Cabo Blanco Aboslute Nature Reserve
Located in the southern side of the Nicoya Peninsula, Cabo Blanco is a national park of 1172hectares of forest and many kilometers of dramatic coastline and is home to hundreds of animal and plant species. This is one of the most popular tourist destinations on the Nicoya Peninsula.
This is the largest single area in Costa Rica set aside as as “Aboslute Reserve”, which absolutely restricts the impact of humans. But does not mean you can´t enjoy it. To aid their conservation goal, Cabo Blanco limits entrance and provides minimal facilities. You can´t camp in the park and the only thing to do is hike in and hike back out long market trails. The ranger station, 2 kms from Cabuya, has good maps of the various trails.

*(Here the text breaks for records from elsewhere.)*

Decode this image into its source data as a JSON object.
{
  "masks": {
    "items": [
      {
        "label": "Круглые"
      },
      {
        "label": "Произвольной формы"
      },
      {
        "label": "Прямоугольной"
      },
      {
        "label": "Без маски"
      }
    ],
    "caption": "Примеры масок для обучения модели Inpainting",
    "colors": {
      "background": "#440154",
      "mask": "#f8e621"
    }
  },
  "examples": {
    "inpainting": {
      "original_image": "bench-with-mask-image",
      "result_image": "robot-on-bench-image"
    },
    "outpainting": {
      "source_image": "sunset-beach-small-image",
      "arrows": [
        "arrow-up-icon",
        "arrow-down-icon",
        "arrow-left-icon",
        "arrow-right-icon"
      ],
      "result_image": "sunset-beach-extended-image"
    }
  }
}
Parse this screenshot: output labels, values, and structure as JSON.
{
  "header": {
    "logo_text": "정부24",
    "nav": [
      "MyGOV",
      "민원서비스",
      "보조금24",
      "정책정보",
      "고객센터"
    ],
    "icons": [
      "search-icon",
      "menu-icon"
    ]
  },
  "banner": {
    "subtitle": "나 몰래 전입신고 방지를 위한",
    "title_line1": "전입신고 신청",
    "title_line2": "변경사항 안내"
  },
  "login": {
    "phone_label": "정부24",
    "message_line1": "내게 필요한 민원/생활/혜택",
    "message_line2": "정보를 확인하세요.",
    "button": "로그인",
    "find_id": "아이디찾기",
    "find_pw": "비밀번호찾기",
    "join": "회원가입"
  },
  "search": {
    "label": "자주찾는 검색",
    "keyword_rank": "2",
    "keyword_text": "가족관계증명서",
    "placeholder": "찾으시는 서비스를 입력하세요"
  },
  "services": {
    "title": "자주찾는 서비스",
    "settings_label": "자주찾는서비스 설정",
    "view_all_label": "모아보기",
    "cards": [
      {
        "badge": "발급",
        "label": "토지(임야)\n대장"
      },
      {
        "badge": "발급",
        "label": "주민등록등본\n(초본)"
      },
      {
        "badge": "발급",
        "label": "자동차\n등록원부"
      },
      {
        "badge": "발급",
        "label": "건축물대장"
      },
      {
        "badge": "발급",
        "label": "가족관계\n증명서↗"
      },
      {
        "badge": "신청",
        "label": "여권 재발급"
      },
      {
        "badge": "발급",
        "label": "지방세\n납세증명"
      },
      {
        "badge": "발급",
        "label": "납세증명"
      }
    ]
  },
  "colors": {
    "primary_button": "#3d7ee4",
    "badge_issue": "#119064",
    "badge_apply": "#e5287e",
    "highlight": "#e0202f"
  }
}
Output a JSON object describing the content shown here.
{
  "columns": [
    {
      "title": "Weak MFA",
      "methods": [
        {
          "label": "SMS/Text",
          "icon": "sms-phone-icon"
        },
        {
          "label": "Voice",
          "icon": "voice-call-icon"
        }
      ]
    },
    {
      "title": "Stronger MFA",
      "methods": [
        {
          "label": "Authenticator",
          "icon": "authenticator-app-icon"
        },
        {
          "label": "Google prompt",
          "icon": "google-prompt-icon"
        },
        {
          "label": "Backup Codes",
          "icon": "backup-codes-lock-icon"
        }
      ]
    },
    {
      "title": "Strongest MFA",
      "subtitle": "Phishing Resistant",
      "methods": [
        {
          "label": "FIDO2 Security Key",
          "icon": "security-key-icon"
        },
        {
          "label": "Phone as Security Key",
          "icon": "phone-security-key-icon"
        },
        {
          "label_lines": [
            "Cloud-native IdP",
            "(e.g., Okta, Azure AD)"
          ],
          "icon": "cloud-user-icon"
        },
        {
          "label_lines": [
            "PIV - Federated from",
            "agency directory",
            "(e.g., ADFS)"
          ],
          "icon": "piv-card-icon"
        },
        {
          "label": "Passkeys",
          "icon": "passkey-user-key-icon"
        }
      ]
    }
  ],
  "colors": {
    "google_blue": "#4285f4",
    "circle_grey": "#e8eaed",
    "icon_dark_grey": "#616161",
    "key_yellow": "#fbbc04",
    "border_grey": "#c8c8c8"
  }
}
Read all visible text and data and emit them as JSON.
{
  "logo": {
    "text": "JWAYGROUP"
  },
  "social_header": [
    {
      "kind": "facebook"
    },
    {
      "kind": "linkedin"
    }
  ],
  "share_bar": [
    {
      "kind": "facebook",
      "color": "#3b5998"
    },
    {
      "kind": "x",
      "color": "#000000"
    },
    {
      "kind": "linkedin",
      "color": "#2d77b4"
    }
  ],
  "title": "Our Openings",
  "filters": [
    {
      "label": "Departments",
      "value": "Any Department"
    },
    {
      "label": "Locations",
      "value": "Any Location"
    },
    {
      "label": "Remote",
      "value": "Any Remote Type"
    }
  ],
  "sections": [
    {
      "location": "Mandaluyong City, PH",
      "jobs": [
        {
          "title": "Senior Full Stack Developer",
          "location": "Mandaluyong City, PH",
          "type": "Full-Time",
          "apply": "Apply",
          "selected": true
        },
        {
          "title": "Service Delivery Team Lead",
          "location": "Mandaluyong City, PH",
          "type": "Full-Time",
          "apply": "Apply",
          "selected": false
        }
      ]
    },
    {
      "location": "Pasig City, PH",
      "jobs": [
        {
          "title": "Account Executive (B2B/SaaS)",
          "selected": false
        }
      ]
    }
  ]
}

What ´s so great about so few people entering the 1,172 hectares reserve is that wildlife abounds – variegated squirrel, mantled howler monkeys, white face throated capuchin monkeys, agouti, white-nosed coati, even jaguarundi. Off the tip of the shore, Isla Cabo Blanco is a bird breeding preserve, home to 400 pair of brown boobies. Cabo Blanco got its name from the Spanish explorers who saw the thinck layers of white bird excrement on the island´s rocks. Expatriates Karen Morgenson and Olof Nicolas Wessberg arranged the purchase of the area in 1963 and donated it to the Costa Rica government – an act that spurred the creation of the National Park Service. When they bought it, the core of Cabo Blanco was all that was left of primary rainforest; the rest of the land around it had been cut and cleared for pasture. One of the reasons this is now an “Absolute reserve” is to see how well and how quickly the rainforest can heal itself. Using the core as a genetic see bank, the remaining 85% of the reserve is now secondary forest, and encouraging sign for the world´s rainforests.